Die Leute, die auf die Konzerte kommen, haben bisher also nur von anderen Leuten gehört, wie gut Annen May Kantereit sind, oder sind wie ich eines Tages über ein paar YouTube-Videos gestolpert, in denen ein schmächtiger Junge mit der Stimme eines alten Säufers traurige Lieder singt.

Das kommt ja eben noch dazu, der Mann hat nicht nur eine Stimme, bei der jedem halbwegs musikalisch interessierten Menschen schwindelig wird! Die Texte sind zusätzlich auch noch so gut, dass das Publikum die Hälfte der Zeit vergisst zu atmen, damit sie auch jedes Wort verstehen.

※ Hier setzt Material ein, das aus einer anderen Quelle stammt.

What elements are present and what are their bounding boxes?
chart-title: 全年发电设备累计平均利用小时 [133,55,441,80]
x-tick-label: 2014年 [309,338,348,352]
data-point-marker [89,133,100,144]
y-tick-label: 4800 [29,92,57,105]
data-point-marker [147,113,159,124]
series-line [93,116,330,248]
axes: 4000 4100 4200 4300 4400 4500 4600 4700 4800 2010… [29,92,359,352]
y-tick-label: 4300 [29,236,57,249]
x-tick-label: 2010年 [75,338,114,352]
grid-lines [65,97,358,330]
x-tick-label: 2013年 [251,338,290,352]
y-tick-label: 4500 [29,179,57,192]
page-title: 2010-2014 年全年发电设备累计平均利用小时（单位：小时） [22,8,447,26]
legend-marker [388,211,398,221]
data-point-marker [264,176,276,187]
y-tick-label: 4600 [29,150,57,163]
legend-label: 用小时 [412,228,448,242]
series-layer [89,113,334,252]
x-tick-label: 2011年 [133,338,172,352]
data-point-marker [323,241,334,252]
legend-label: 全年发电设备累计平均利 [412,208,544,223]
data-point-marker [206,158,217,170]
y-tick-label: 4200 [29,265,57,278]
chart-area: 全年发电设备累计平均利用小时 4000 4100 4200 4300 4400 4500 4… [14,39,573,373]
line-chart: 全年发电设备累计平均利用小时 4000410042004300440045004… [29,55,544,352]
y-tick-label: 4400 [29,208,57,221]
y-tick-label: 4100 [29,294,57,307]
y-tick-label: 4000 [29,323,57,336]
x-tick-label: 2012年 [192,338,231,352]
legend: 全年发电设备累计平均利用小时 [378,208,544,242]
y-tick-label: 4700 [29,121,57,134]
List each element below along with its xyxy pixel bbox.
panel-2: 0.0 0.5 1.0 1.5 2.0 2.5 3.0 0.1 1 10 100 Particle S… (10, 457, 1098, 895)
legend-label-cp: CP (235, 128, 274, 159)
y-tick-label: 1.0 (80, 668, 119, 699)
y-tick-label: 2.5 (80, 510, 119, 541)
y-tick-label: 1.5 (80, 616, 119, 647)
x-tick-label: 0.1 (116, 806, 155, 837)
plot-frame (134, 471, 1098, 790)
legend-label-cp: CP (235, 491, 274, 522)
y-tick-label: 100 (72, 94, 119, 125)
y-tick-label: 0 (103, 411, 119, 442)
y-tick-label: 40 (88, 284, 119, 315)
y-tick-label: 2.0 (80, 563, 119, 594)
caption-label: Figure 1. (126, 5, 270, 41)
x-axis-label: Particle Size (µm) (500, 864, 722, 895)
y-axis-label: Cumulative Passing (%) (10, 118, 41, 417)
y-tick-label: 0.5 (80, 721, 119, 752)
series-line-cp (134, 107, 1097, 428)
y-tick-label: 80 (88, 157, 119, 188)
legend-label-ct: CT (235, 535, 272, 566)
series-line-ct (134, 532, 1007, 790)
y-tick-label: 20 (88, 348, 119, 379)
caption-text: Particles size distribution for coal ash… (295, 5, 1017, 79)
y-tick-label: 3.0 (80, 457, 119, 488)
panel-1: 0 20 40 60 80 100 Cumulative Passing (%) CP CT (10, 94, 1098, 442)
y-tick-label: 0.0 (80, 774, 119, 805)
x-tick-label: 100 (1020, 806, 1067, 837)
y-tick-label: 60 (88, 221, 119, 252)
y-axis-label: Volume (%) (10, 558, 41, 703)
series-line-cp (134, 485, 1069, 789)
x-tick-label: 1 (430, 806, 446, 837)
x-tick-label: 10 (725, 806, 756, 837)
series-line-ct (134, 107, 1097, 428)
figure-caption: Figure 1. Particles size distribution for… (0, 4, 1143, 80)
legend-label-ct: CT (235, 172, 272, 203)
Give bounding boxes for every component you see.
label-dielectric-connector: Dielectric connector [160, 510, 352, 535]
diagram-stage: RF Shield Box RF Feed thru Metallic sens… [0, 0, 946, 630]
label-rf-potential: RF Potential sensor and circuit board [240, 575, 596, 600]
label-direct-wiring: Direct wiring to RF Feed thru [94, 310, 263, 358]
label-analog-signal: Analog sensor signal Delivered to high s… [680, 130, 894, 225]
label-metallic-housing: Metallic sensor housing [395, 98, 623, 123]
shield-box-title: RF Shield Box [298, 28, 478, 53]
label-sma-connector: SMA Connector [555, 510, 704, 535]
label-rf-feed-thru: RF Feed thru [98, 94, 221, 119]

Ein von Miriam (@c.c.cologne) gepostetes Video am

Wäre ich 14 Jahre alt, mein Gott, was wäre ich verliebt in die vier. In alle auf einmal. Und besonders in diese Stimme, die alles zum vibrieren bringt. Wäre ich 24, wie sehr könnte ich bei diesen Texten miterleben, was gerade um mich herum passiert. WG-Leben, Liebe, Verlassenwerden, Wut, Melancholie. Das ist es nämlich: die Texte sind auf wunderbare Art frei von Ironie und beschreiben das Gefühl, Anfang 20 zu sein, so genau, dass es wehtut. Und das meine ich nicht als dumme Phrase, das meine ich so.
»Und du bist 21, 22, 23 und du kannst nach noch gar nicht wissen was du willst«
»Ruf mich nicht mehr nachts an, wenn es schlimm ist und du mich vermisst.«
»Ich will nicht jeden Morgen von neuem letzte Nacht bereuen.«
»Du hast dich oft gefragt, was mich zerreißt. Ich hab aufgehört mich das zu fragen.«

Ich habe schon lange keine so junge Band mehr mit so gutem Sound und so viel Traurigkeit und Wut im Bauch gehört. Wie ehrlich die das meinen, weiß jeder im Publikum spätestens bei »Du bist nicht hier«. Da freestylen Annen May Kantereit ein bisschen und Sänger Henning erzählt spontan und sehr bestimmend wie scheiße das ist, wenn er von der Hälfte der Zuschauer das Handy ins Gesicht gedrückt bekommt, während er über seine Gefühle singt.
»Wenn du da dein Handy so hoch hältst – die Leute hinter dir sehen doch gar nichts.«
»Ein Foto, ja gut, aber was denkst du, wie sich das anfühlt, wenn ich hier alles ja nur für die Kamera singe?«
Das ist nicht lustig, das sagt er so bestimmt. Das steckt so voller junger Melancholie und Traurigkeit, dass man ihm auf der Stelle ein Bier ausgeben möchte, oder einen Whisky für die Stimme. Aber es wirkt. Die Leute lassen die Handys weg.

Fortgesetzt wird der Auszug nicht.